Chez elle, les mots ne trompent pas. En quelques minutes seulement de discussion, il est question d’« équipe », de « collectif », d’« échange », de « renvois de balle ». Pour la pétillante scénariste de 46 ans à la silhouette de mannequin, faire une série, c’est avant tout un sport d’équipe. Après avoir tenu les rênes des trois premières saisons de Dix pour cent, propulsée depuis par Netflix sur la scène internationale, elle vient d’être débauchée par la plateforme de streaming pour s’atteler à une mini-série de six épisodes, l’histoire de quatre jeunes qui tentent de percer dans le dur milieu du stand-up. Fanny Herrero est ce qu’on appelle une « showrunneuse ». C’est elle qui supervise toutes les étapes de fabrication d’une série, de l’écriture de la première ligne à la postproduction, et qui garantit la qualité et la cohérence de l’ensemble. Un métier né aux États-Unis à la fin des années 1990 avec le succès des Soprano, de Six Feet Under ou encore de The West Wing, dont les scénaristes (respectivement David Chase, Alan Ball et Aaron Sorkin…), qui coproduisent bien souvent le programme, deviennent des héros au même titre que leurs personnages. « En France, nous n’avons pas de traduction pour showrunner. On parle tantôt de chef d’orchestre, de clé de voûte, de chef de bande, des expressions un peu fourre-tout qui montrent bien à quel point notre rôle a longtemps été sous-estimé. » À entendre la scénariste, sans conteste l’une des plus douées de sa génération, on se rapproche plus de l’image du coach sportif, qui veillerait à la fois à l’endurance de chacun et à la cohésion du groupe. « Mettre en valeur les talents individuels au service du collectif, oui, c’est ça. »

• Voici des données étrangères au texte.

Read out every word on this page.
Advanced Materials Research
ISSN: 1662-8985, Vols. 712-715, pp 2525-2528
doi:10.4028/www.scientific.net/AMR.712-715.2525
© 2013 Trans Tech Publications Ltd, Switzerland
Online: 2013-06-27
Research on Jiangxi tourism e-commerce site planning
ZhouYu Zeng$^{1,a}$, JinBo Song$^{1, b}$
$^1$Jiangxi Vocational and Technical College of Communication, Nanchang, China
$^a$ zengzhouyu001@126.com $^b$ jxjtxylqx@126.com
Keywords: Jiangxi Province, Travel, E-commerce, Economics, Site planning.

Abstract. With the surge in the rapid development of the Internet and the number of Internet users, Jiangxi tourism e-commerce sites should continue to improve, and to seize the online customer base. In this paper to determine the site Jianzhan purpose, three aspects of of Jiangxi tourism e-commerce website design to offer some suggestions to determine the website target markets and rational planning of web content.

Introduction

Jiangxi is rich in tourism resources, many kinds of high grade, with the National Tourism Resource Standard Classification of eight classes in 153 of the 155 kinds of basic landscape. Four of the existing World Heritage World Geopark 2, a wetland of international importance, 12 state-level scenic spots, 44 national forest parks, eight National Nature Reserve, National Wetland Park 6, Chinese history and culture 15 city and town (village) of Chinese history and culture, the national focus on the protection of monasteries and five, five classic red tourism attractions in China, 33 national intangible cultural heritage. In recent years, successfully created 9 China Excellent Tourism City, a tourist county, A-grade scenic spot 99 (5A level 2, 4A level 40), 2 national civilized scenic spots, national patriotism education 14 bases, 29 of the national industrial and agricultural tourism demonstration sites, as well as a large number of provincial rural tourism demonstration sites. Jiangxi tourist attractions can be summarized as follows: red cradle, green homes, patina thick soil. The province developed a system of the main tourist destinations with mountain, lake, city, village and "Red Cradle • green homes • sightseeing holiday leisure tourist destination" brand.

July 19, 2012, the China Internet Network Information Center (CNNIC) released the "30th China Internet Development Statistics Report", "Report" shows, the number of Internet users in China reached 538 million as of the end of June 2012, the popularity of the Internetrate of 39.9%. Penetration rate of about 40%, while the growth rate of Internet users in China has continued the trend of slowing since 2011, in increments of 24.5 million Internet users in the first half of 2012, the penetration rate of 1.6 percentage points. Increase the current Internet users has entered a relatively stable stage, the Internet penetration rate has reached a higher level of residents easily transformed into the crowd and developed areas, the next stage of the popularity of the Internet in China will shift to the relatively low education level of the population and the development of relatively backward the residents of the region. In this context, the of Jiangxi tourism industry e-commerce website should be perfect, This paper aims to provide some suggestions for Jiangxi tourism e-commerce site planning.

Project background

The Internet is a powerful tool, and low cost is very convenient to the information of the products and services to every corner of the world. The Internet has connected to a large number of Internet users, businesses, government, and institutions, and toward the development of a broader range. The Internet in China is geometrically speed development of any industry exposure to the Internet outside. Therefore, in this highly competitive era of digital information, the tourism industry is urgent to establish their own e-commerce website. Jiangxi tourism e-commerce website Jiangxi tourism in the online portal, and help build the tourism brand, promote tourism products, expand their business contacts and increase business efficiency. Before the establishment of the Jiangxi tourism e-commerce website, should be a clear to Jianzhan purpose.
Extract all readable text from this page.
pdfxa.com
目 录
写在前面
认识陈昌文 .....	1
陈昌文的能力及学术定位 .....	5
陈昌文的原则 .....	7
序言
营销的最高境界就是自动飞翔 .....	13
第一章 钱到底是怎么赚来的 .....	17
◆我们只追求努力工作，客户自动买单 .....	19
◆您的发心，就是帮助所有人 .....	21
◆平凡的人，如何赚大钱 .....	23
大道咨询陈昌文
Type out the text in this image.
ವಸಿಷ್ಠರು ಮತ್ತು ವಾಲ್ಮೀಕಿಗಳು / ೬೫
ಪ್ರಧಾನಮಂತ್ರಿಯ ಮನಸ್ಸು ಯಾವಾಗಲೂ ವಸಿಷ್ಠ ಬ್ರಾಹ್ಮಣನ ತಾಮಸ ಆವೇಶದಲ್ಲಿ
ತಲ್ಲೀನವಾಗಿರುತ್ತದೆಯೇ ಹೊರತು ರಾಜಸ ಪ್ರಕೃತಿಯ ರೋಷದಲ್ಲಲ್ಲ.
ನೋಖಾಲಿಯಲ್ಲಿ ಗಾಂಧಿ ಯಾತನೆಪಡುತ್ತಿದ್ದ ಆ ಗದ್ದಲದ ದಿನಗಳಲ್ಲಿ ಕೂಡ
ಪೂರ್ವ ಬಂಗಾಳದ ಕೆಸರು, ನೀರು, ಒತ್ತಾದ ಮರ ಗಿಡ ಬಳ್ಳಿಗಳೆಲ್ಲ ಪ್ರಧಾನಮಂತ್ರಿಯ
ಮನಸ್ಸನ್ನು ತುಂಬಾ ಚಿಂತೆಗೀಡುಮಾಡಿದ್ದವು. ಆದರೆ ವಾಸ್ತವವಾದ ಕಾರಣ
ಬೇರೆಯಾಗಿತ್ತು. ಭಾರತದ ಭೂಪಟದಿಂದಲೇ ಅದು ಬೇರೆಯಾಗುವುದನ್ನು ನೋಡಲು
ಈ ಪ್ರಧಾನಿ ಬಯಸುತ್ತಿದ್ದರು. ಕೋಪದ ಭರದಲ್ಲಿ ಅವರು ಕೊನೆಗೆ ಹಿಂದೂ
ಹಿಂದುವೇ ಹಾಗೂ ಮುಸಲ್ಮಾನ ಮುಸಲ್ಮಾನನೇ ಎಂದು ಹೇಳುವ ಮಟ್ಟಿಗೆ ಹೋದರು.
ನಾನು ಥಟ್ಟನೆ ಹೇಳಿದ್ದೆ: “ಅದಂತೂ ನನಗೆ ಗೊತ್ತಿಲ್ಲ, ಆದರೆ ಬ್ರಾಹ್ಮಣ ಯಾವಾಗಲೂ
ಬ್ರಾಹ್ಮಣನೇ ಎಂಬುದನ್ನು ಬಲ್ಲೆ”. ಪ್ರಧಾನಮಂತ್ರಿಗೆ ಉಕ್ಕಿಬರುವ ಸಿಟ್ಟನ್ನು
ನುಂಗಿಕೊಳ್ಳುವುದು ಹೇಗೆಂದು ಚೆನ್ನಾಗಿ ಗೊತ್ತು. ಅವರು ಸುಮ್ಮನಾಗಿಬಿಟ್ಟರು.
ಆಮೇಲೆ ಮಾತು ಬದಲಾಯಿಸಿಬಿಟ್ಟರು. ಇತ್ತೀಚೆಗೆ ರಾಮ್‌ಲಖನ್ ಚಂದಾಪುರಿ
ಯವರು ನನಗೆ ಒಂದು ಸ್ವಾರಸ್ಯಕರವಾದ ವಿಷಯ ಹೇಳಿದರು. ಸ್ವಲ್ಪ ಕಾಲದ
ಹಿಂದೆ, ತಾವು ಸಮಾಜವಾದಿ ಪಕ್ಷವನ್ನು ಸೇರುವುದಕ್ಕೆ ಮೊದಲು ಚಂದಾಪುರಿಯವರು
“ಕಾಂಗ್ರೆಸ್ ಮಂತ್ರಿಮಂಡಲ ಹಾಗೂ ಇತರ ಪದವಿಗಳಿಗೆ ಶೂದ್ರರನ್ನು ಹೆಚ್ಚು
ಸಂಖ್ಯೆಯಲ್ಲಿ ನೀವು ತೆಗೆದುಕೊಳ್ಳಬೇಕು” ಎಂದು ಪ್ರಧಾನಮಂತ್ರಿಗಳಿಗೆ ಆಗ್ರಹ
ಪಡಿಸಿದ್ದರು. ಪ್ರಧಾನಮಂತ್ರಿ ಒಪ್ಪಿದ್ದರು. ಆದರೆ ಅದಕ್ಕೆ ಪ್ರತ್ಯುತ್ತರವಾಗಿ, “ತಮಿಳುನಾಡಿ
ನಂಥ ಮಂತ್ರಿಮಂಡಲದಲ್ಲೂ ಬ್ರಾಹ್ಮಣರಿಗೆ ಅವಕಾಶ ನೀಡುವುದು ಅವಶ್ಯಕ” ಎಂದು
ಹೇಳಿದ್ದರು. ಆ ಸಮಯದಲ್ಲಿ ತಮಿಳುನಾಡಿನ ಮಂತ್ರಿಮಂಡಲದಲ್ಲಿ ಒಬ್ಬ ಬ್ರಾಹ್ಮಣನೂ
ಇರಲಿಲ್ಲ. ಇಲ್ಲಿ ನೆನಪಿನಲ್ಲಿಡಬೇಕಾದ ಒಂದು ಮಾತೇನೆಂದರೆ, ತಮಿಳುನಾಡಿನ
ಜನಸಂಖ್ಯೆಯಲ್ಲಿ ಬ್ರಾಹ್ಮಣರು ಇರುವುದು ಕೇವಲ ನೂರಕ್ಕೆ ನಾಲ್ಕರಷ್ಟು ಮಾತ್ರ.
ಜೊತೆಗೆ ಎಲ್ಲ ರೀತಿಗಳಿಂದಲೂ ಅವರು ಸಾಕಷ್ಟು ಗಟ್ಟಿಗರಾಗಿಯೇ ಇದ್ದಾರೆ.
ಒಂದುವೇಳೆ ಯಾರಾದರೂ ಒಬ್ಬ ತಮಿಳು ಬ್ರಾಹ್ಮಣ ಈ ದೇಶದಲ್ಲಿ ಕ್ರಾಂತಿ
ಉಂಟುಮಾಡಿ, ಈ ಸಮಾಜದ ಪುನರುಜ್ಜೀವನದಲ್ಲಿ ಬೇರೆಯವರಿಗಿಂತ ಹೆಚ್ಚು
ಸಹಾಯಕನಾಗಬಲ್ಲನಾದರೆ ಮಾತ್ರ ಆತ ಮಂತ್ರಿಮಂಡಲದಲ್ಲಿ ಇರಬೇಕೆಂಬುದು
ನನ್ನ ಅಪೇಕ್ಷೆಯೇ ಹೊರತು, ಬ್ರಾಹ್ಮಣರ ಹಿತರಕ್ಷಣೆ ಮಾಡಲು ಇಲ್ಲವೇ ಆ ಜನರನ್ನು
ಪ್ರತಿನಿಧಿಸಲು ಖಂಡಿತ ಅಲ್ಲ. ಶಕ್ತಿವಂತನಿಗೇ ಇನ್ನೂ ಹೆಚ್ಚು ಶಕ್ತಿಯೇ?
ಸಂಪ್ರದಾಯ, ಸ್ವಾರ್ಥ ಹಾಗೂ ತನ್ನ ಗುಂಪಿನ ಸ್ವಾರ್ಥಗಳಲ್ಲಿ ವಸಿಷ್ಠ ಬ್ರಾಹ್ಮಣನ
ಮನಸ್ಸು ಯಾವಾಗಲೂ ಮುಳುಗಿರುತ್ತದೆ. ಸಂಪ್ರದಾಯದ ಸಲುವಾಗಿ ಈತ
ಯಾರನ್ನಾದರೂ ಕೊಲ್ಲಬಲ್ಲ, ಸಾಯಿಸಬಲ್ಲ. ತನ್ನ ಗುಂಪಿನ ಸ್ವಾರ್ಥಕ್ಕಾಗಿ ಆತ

« Fille de ». Là où d’autres s’en affranchiraient volontiers, Fanny Herrero ne renie pas sa condition de « fille de », bien au contraire. Elle est fière de ses origines (Toulon), de ce père – Daniel Herrero –, figure emblématique de l’Ovalie, et de toutes les valeurs qu’elle a pu glaner en passant son enfance dans les vestiaires de Mayol, le stade du Racing club toulonnais (RCT). Elle se souvient d’être allée à l’école peinturlurée en rouge, en 1987, lorsque le RCT, alors entraîné par le rugbyman au bandana rouge, est sacré champion de France. « J’ai vu mon père briefer ses
Entre 20 et 30 ans, Fanny Herrero enchaîne castings, petits rôles et petits boulots. C’est au hasard d’un job de lectrice pour une programmatrice de TF1, en décortiquant les épisodes de Joséphine ange gardien et de Sauveur Giordano, qu’elle découvre sa vocation : le scénario. On est au début des années 2000 et les chaînes dépoussièrent leurs séries en adoptant le format de cinquante-deux minutes venu des États-Unis. Après un documentaire pour Arte, coécrit avec son frère, Manuel, devenu depuis réalisateur, elle enchaîne très vite les projets. Fait ses classes sur la série Un village français, un carton de France 3, où Frédéric Krivine expérimente avec brio le showrunning à la française, ou encore sur l’excellente Kaboul Kitchen (Canal + ). Lorsque, en 2015, la série Dix pour cent, qu’elle orchestre de A à Z, débarque en prime time, c’est un vent de fraîcheur qui souffle sur le service public.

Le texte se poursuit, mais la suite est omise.